Interestingly, the European Union anticipated the case described above in the Data Governance Act and included a relevant set of instruments. There is a chapter on the use of data provided by public sector bodies (Chapter II, Article 6), which regulates the provision of data in exchange for fees. It states that public sector bodies may differentiate the fees they charge between private users, small and medium-sized enterprises (SMEs) and start-ups on the one hand and larger corporations on the other, which don’t fall under the former definition. In this way, a possibility for differentiation within the framework of commercial users is created, whereby the fees have to be oriented at the costs of the infrastructure to provide data. This is something rather atypical in the European legal system, since the principle of equal treatment applies. Cultural heritage institutions thus have EU Commissioner for Competition Margrethe Vestager on their side, who presented the Data Governance Act in 2020 (that is applicable from 24 September 2023, by the way). Vestager is also Executive Vice President of the European Commission for a Europe Fit for the Digital Age and has imposed more than 15 billion Euros in antitrust fines in her first five years in office. So the enforcing political will seems to be there.

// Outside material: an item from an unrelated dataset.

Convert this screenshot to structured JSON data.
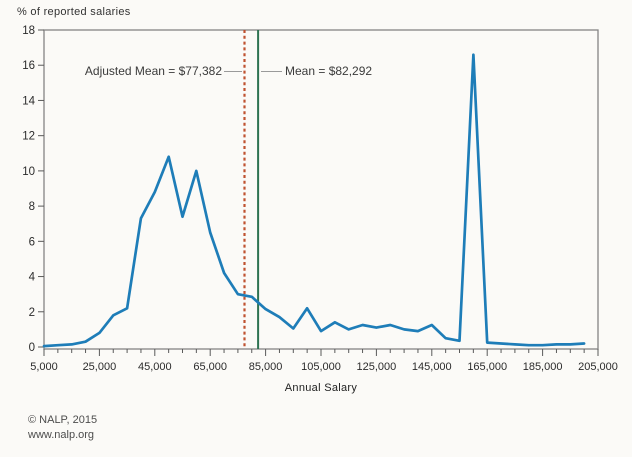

In case of doubt, this will be necessary. Licences like CC-BY-SA-NC effectively prevent the use of public data for commercial exploitation in large language models. But since the creators of large language models are moving around in a minefield regarding copyright, and in the case of other models, a stock photo agency or other rights holders have already filed copyright lawsuits, one must unfortunately doubt that they will show consideration in the future. Of course, the relevant court decisions remain to be seen in the pending cases. Even with reverse engineering, it is not easy to prove which data sets have been incorporated into a large language model; therefore, a kind of circumstantial evidence would have to be provided. In the medium and long term, it therefore seems more sensible to focus on establishing validation processes and standards that have to be implemented prior to publishing AI models. This includes the disclosure of the training material and process, its evaluation by experts, code audits, but also a reversal of evidence with regard to the licensing of the data material used. Making such procedures an obligatory part of the approval of commercial AI applications is then actually the task of the European Union.

Finally, another way is to publish cultural heritage data in a separate Data Space for Cultural Heritage; the tender for this Data Space was launched last autumn and is part of the European Union’s Data Act. To what extent this Data Space will grant full data sovereignty  to cultural heritage institutions and thus the possibility to control access to data publications remains to be seen.